Sadly, most of the one-room schools had simply outlived their usefulness. Most often, they were neglected and eventually torn down or sold. However, a few were preserved some became small stand-alone museums or were incorporated onto the grounds of other museums.

This is the case of the Little Red Schoolhouse that sits in a park in my rural hometown in Minnesota.

If you saw it, you'd agree it is a most charming school that has been lovingly preserved and restored. The school has the original chalk boards, old pull-down maps, framed pictures of founding fathers, an American flag, a bell on a rope and hooks along the back wall for hanging up coats and scarves. Sturdy, much-used wooden desks and chairs are bolted in neat rows lined on the creaky wood floors.

It is indeed charming.

The little red school is open only for special tours. The first time I visited it as a museum, it brought tears to my eyes.

I knew this place.

Several of my good friends attended this very same one-room school, before "coming into town" in seventh grade to attend junior high. I spent countless days and sleepovers at the farm of my good friend, Kathleen, whose father donated land so the township could build a school, just as my grandfather had done in Iowa so many years before.

I loved seeing that schoolhouse each time I visited their farm. We'd walk over to look in the windows, sit on its porch and Kathleen would tell me tales of her school days in the country.
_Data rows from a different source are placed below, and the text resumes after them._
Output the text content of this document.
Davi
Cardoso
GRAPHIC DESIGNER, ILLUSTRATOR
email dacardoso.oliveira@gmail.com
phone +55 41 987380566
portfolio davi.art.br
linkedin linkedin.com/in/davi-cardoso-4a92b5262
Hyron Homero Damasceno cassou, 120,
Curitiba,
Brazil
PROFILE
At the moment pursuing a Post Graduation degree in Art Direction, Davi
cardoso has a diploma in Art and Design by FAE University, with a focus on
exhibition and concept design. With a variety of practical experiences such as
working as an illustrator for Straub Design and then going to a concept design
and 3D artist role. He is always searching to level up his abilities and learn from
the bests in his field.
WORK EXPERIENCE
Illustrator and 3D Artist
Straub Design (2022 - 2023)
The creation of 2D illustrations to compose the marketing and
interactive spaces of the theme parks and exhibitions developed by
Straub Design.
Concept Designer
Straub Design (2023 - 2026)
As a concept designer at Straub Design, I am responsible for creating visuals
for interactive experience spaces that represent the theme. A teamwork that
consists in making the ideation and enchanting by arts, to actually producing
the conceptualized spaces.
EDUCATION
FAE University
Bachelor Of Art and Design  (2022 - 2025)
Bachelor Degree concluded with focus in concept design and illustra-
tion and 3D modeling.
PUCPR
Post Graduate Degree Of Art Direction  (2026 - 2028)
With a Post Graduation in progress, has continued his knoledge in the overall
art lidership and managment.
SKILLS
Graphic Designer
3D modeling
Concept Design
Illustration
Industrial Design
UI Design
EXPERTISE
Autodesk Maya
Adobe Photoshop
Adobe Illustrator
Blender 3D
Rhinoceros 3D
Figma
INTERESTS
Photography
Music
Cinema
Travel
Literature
Now, on bulletin boards at the back of the little school that is now a museum hang pictures of generations of the children who attended. There is a picture of dear Kathleen, unmistakable at age nine wearing a big grin and even bigger glasses. There are also snapshots of her sister and brothers and their many cousins.

This school is the perfect example of 'the circle of family life' in small town America.

Surprisingly, I learned from the Sunday Morning segment there are still about 200 of these single-room schools still operating today, down from 200,000 at their height in the early decades of the twentieth century. Today, kids attending these tiny but modern-looking schools use computers and study the very same curriculum that students learn in big schools. It's not quite the same schooling that Punk or Kathleen experienced.

Am I glamorizing the one-room school house and farm life in the Midwest?

No doubt.

In reality, I couldn't wait to leave my small town and experience the greater world.

Moving far, far away, I created a much different life for myself. However, the older I get, I more I realize that I can never really escape my upbringing. At the heart, there is a small town inside of me and a one-room schoolhouse off in the distance.